Nachdem die ursprünglich eingeplanten 14 Millionen Euro nicht mehr ausreichten und neue Planungen von 20 Millionen Euro ausgingen, wurde das dringliche Sanierungsprojekt erst einmal verschoben. Die Tesla-Schule ist damit kein Einzelfall: Geht es nach der Finanzplanung für den kommenden Doppelhaushalt dürften viele Sanierungsprojekte wieder in die Ferne rücken.

Bisher hatte die Senatsbildungsverwaltung immer betont, dass auch im kommenden Doppelhaushalt 64 Millionen Euro für das Schul- und Sportstättensanierungsprogramm ausgegeben werden sollen. Doch nur die Hälfte soll tatsächlich aus dem Landeshaushalt kommen. In der Vorlage aus der Bildungsverwaltung für das Abgeordnetenhaus heißt es, 16 Millionen Euro sollen für die Schulen in den globalen Bezirkshaushalt fließen. Was darüber hinaus nötig sei, sollen die Bezirke aus den „Überschüssen“ aus 2012 finanzieren.

In den Bezirken jedoch hat sich ein Sanierungsrückstau von 800 Millionen Euro angehäuft. Im Bezirk Pankow jedenfalls ist kein Geld übrig für die Schulgebäude. „Die Überschüsse aus 2012 mussten für die Altschulden des Bezirks ausgegeben werden“, sagt Jugendstadträtin Christine Keil (Linke). Für die Tesla-Schule werde es aber einen Standort geben, betont die Stadträtin.

Auch andere Bezirke sehen kaum Möglichkeiten, zusätzliches Geld in Schulgebäude zu stecken. „Wir haben kein Geld, mit solchen Auflagen bringt der Senat die Bezirkshaushalte an den Rand der Existenz“, sagt Katrin Schultze-Berndt (CDU), Bildungsstadträtin von Reinickendorf. Den Sanierungsstau gebe es nicht aus Leichtfertigkeit. „Wenn wir die Möglichkeiten hätten, würden wir sie auch in den Schulen einsetzen“, so Schultze-Berndt. „Eine Milchmädchenrechnung“, sagt auch Ulrich Davids (SPD), Schulstadtrat von Mitte. Auch sein Bezirk ist verschuldet und kann keine Überschüsse auf Schulen verteilen. Mit dieser Rechnung wecke der Senat falsche Erwartungen, sagt Davids. Ehrlicher sei es, von vornherein nur von 32Millionen Euro für das Sanierungsprogramm zu sprechen.

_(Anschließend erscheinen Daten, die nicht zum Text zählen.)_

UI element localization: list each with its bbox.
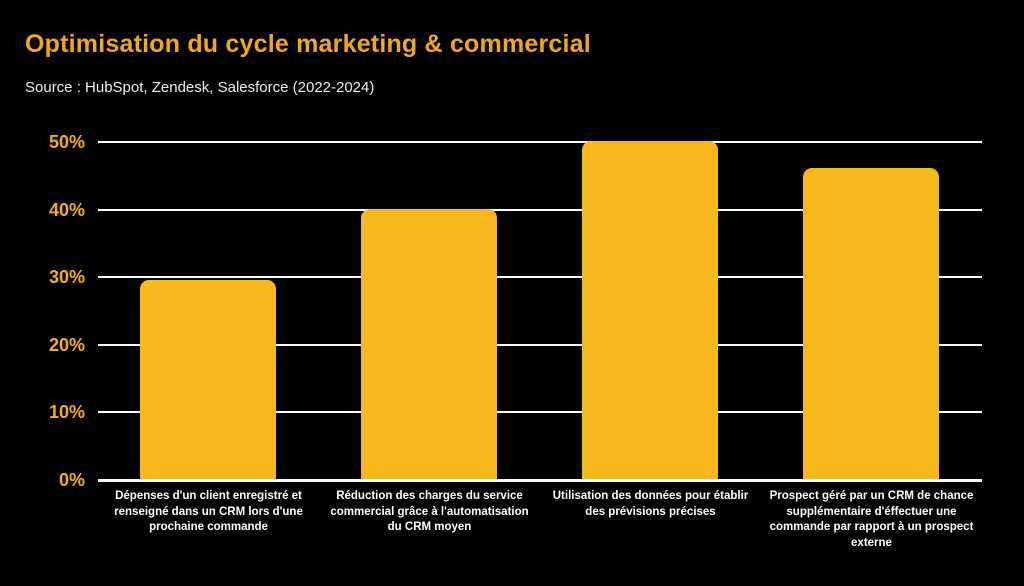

„Die Mehrheit der Bezirke wird nicht dazu in der Lage sein, das Geld für die Schulen aufzubringen“, sagt auch Regine Kittler, bildungspolitische Sprecherin der Linkspartei. Die meisten müssten Altlasten oder Schulden damit tilgen. Mit einer solchen Mogelpackung weiche die Koalition von SPD und CDU von ihren Bildungszielen ab. Dabei sollte die Sanierung mit gleicher Kraft wie im laufenden Haushalt fortgesetzt werden, denn noch immer gibt es an vielen Schulen unhaltbare Zustände.

Unzumutbare Sanitäranlagen

Mit einem Hilferuf haben sich die Eltern der Bürgermeister-Ziethen-Grundschule in Lichtenberg an die Berliner Morgenpost gewandt. Die Bilder zeigen katastrophale Umkleiden und Sanitärbereiche in der Sporthalle der Kinder. Die Wände sind beschmiert, Türen zu den Toiletten kaputt, die Duschen verkommen. „Wir haben unseren Kindern verboten, in den Umkleiden barfuß zu gehen“, sagt die Gesamtelternvertreterin Christiane Mannewitz. Auch die Toiletten und Waschbecken sollen die Schüler nicht benutzen. Die Duschen funktionieren ohnehin nicht.

Vor 13 Jahren wurde der Mädchentrakt in der Turnhalle saniert, für die Jungen fehlte damals das Geld. „Jahr für Jahr schicken wir Schreiben an das Bezirksamt, und jedes Mal fallen wir wieder aus der Planung heraus“, sagt Christiane Mannewitz. Nicht einmal zu einer Besichtigung durch das Bezirksamt sei es gekommen, um die Dringlichkeit einschätzen zu können. Bei einer Hygieneinspektion der Schule habe es keine Beanstandungen gegeben, obwohl die Mängel so offensichtlich seien.

Unter diesen Umständen darauf zu setzen, dass die Bezirke noch mehr Geld aufbringen könnten für die Schulen, scheint kaum realistisch.